All available drugs have limited tolerability. There is no clear and obviously superior medication, from the standpoint of efficacy. “A 50% reduction in headache days in half the patients is considered a pretty good outcome,” Dr. Shapiro said. Treatment choice needs to take efficacy, comorbid conditions, cost, side effects, convenient formulations, patient preferences, and prior history into account.

Another basic principle is slow titration to the optimal dose. The dose–response curve for some medications reaches a plateau, Dr. Shapiro said. If the therapeutic window is exceeded, the efficacy begins to decrease. Analgesic overuse is another potential problem. “It is important to have a trial at the appropriate dose for at least two months before you can make a judgment as to whether the medication is helpful. Individual responses are hard to predict.” Finally, Dr. Shapiro suggested tapering a medication off after 12 months. “There is some sense that with a reduction in the frequency of events, there may be a stabilizing effect. That is not based on a lot of evidence. It is based, rather, on clinical experience. Successful preventive medications may be tapered off, and there may be a durable benefit after it has been there for a while,” he said.

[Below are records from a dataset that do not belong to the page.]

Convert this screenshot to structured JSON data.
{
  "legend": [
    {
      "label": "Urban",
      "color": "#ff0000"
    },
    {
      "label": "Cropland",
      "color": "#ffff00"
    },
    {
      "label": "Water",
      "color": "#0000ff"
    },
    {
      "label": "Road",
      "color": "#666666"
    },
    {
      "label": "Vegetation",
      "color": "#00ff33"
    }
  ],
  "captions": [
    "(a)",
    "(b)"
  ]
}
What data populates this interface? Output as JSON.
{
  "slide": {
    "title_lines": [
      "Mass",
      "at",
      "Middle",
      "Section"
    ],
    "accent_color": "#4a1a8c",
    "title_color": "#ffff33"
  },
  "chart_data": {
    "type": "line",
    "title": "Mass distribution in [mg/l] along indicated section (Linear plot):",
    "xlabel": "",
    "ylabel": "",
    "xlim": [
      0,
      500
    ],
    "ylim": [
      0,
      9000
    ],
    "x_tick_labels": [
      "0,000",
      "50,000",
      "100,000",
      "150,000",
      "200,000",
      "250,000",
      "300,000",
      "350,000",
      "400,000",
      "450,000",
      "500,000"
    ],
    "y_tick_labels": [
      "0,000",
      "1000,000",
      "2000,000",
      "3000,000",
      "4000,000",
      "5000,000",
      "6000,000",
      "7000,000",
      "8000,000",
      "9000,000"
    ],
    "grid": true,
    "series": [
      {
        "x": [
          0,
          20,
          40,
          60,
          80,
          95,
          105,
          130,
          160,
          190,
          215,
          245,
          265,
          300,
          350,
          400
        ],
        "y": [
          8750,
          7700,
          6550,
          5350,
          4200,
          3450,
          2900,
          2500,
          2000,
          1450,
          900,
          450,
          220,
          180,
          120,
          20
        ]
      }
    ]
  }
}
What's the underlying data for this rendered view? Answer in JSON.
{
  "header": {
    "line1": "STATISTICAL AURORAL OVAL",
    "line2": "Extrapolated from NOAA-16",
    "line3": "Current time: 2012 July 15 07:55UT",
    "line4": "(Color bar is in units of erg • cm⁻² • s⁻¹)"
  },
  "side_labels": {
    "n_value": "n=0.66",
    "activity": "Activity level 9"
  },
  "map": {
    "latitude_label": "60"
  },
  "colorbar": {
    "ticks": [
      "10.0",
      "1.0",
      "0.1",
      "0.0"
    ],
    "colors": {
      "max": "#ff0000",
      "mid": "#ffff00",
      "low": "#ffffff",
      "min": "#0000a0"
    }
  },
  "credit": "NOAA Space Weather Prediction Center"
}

The most sobering fact about preventive medications, Dr. Shapiro said, is that “83% of patients started on a preventive medication are not taking it one year later.”

Starting Preventive Treatment

The consensus among a panel of experts was that headache at six days or more per month should be the threshold for offering a patient a preventive therapy, whereas it should be considered for patients experiencing four to five days with headache per month. “Based on this [principle], a 2007 study found that 13% of migraine patients were on preventive medications, while an additional 26% should be offered preventive medications, and in 13% preventives should be considered,” Dr. Shapiro said.